Les carolomacériens ont le moral en berne. C’est une information dont personne ne parle, à la part le quotidien régional L’Union (édition du 1er juin 2024). Pour qui l’ignorerait, les carolomacériens habitent Charleville-Mézières, dans les Ardennes françaises. Et à Charleville-Mézières, depuis le début de l’année, on a enregistré 427,6 heures de soleil en 150 jours soit environ 2 h 51 de soleil par jour. Et le moral baisse en même temps que les températures ambiantes, les pensées du jour se mettent au diapason de la grisaille nuageuse, etc. Pour qualifier les "troubles dépressifs" qu’une telle "météosensibilité" peut engendrer, des psychologues américains ont même inventé un nouveau bazar : le Seasonal Affective Discorder (DAS), en français le "désordre affectif saisonnier". Et ça se soigne, docteur ? Oui : il faut prendre son mal en patience et attendre le retour du soleil.

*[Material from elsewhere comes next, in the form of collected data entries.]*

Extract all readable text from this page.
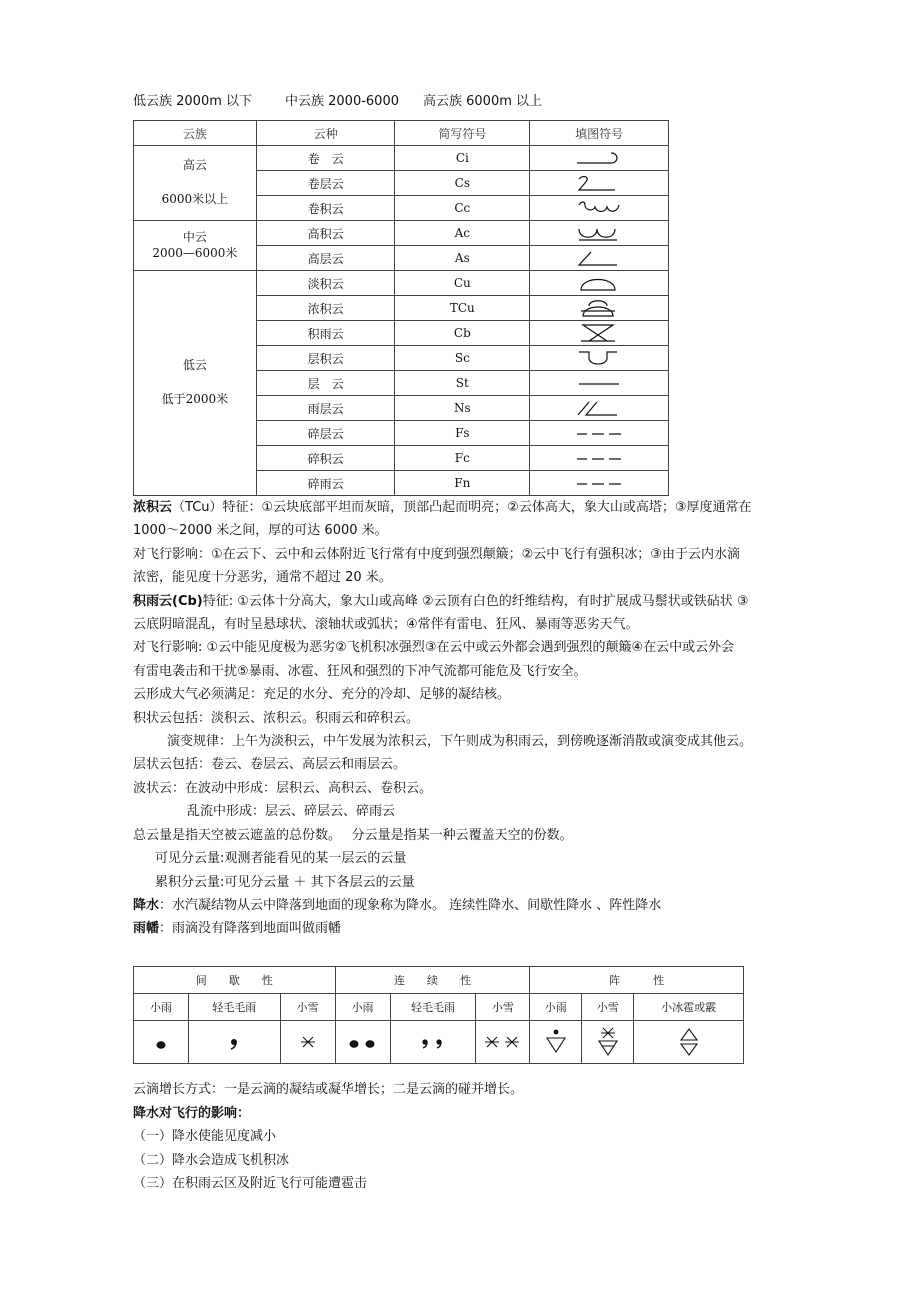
低云族 2000m 以下	中云族 2000-6000 高云族 6000m 以上
云族	云种	简写符号	填图符号
高云
6000米以上	卷　云	Ci	

	卷层云	Cs	

	卷积云	Cc	

中云
2000—6000米	高积云	Ac	

	高层云	As	

低云
低于2000米	淡积云	Cu	

	浓积云	TCu	

	积雨云	Cb	

	层积云	Sc	

	层　云	St	

	雨层云	Ns	

	碎层云	Fs	

	碎积云	Fc	

	碎雨云	Fn	

浓积云（TCu）特征：①云块底部平坦而灰暗，顶部凸起而明亮；②云体高大，象大山或高塔；③厚度通常在

1000～2000 米之间，厚的可达 6000 米。

对飞行影响：①在云下、云中和云体附近飞行常有中度到强烈颠簸；②云中飞行有强积冰；③由于云内水滴

浓密，能见度十分恶劣，通常不超过 20 米。

积雨云(Cb)特征: ①云体十分高大，象大山或高峰 ②云顶有白色的纤维结构，有时扩展成马鬃状或铁砧状 ③

云底阴暗混乱，有时呈悬球状、滚轴状或弧状；④常伴有雷电、狂风、暴雨等恶劣天气。

对飞行影响: ①云中能见度极为恶劣②飞机积冰强烈③在云中或云外都会遇到强烈的颠簸④在云中或云外会

有雷电袭击和干扰⑤暴雨、冰雹、狂风和强烈的下冲气流都可能危及飞行安全。

云形成大气必须满足：充足的水分、充分的冷却、足够的凝结核。

积状云包括：淡积云、浓积云。积雨云和碎积云。

演变规律：上午为淡积云，中午发展为浓积云，下午则成为积雨云，到傍晚逐渐消散或演变成其他云。

层状云包括：卷云、卷层云、高层云和雨层云。

波状云：在波动中形成：层积云、高积云、卷积云。

乱流中形成：层云、碎层云、碎雨云

总云量是指天空被云遮盖的总份数。　 分云量是指某一种云覆盖天空的份数。

可见分云量:观测者能看见的某一层云的云量

累积分云量:可见分云量 ＋ 其下各层云的云量

降水：水汽凝结物从云中降落到地面的现象称为降水。 连续性降水、间歇性降水 、阵性降水

雨幡：雨滴没有降落到地面叫做雨幡

间　　歇　　性			连　　续　　性			阵　　　性		
小雨	轻毛毛雨	小雪	小雨	轻毛毛雨	小雪	小雨	小雪	小冰雹或霰

云滴增长方式：一是云滴的凝结或凝华增长；二是云滴的碰并增长。

降水对飞行的影响：

（一）降水使能见度减小

（二）降水会造成飞机积冰

（三）在积雨云区及附近飞行可能遭雹击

Saint-Médard contre Saint-Barnabé
Sur ce que l’avenir nous réserve, il faut attendre quelques jours, le 8 juin. Ce jour-là, s’il pleut, c’est mal barré, parce que le 8 juin, c’est jour de Saint-Médard, et s’il pleut à la Saint-Médard, c’est parti pour 40 jours de pluie, jusqu’au 14 juillet. Attention, il y a quand même un joker, qui s’appelle Saint-Barnabé. S’il fait très beau ce jour-là, qui tombe le 11 juin, alors la tendance s’inverse, et c’est grand beau temps jusqu’à la mi-juillet. Autant dire que les prochains jours vont être décisifs !

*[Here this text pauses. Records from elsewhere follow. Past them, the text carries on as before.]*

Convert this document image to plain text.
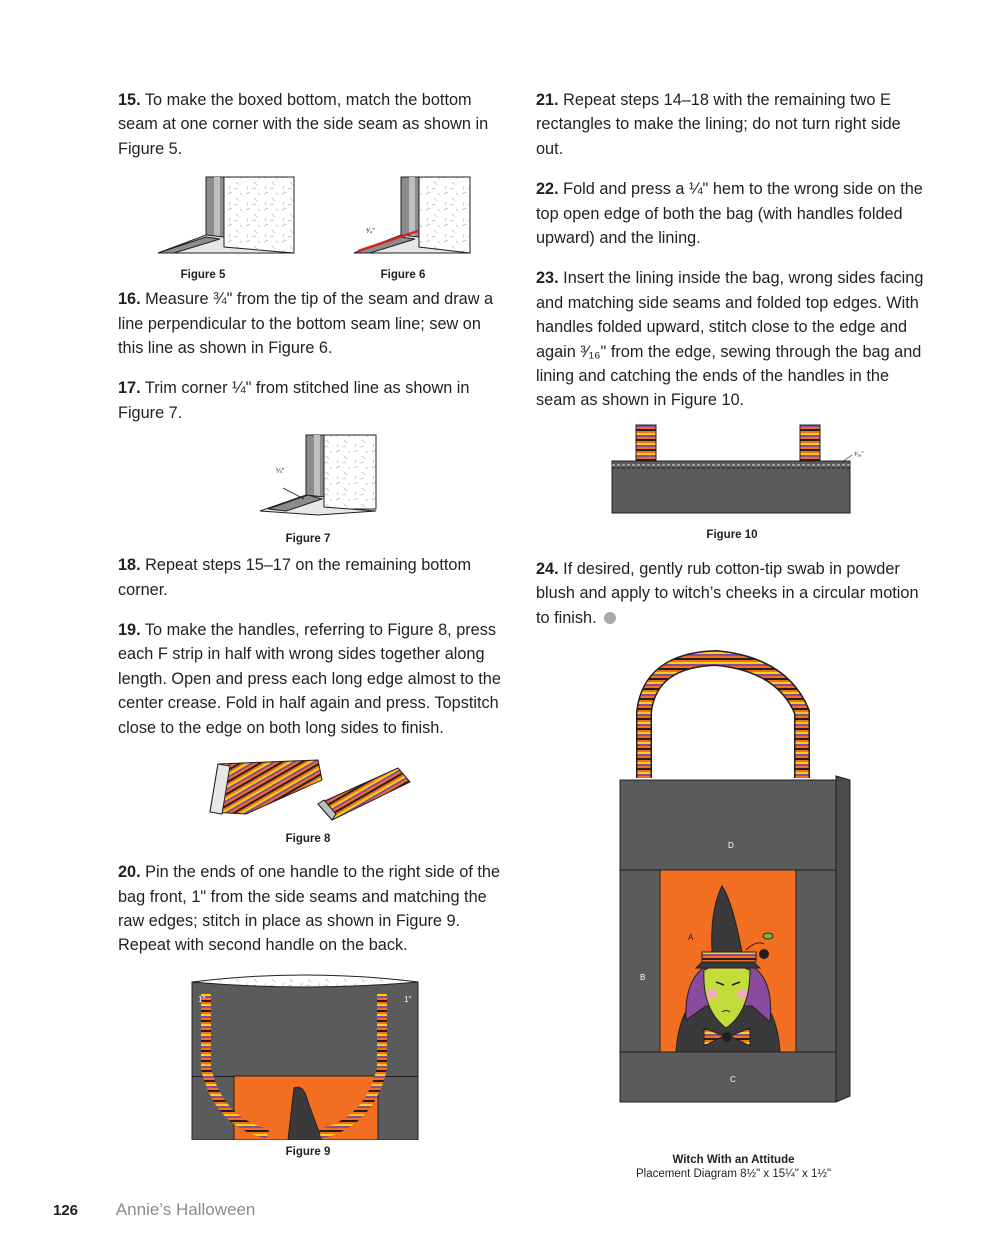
15. To make the boxed bottom, match the bottom seam at one corner with the side seam as shown in Figure 5.

³⁄₄"
Figure 5	Figure 6

16. Measure ¾" from the tip of the seam and draw a line perpendicular to the bottom seam line; sew on this line as shown in Figure 6.

17. Trim corner ¼" from stitched line as shown in Figure 7.

¼"
Figure 7

18. Repeat steps 15–17 on the remaining bottom corner.

19. To make the handles, referring to Figure 8, press each F strip in half with wrong sides together along length. Open and press each long edge almost to the center crease. Fold in half again and press. Topstitch close to the edge on both long sides to finish.

Figure 8

20. Pin the ends of one handle to the right side of the bag front, 1" from the side seams and matching the raw edges; stitch in place as shown in Figure 9. Repeat with second handle on the back.

1"	1"
Figure 9

21. Repeat steps 14–18 with the remaining two E rectangles to make the lining; do not turn right side out.

22. Fold and press a ¼" hem to the wrong side on the top open edge of both the bag (with handles folded upward) and the lining.

23. Insert the lining inside the bag, wrong sides facing and matching side seams and folded top edges. With handles folded upward, stitch close to the edge and again ³⁄₁₆" from the edge, sewing through the bag and lining and catching the ends of the handles in the seam as shown in Figure 10.

³⁄₁₆"
Figure 10

24. If desired, gently rub cotton-tip swab in powder blush and apply to witch’s cheeks in a circular motion to finish.

D
A
B
C
Witch With an Attitude
Placement Diagram 8½" x 15¼" x 1½"
126 Annie’s Halloween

Ceci dit, les dictons liés à la sainte météo sont-ils encore d’actualité ? Même s’il ne faut pas confondre météo et climat, on pourrait dire que globalement, ça part en quenouille. On ne le dira pas, de crainte d’être taxé de machisme déplacé : la quenouille, dont on ne parle plus guère que dans les contes de fées, était une tige jadis utilisée pour filer la laine, symbole par excellence du travail féminin. L’expression tomber en quenouille est alors venue à désigner des biens qui passaient par succession entre les mains d’une femme. Et c’est ainsi que les juristes du Moyen Age, qui étaient loin d’être des féministes, ont modifié les règles de succession au trône de France afin de s’assurer que le royaume ne puisse jamais "tomber en quenouille"… c’est-à-dire que jamais une femme ne puisse monter sur le trône.
Pendant la canicule, des tireurs de pousse-pousse dorment à l'ombre d'une ligne de métro aérienne à Lucknow,
en Inde, le lundi 27 mai 2024. Photo Rajesh Kumar Singh / AP
Quenouille ou pas, le climat file un mauvais coton. Pour s’en rendre compte, il ne suffit pas de voir midi à sa porte, mais d’aller regarder sur le palier d’à-côté. En Inde, par exemple, où ces derniers jours, le thermomètre a allègrement dépassé les 50° ceclcius, laisant de mombreuses victimes...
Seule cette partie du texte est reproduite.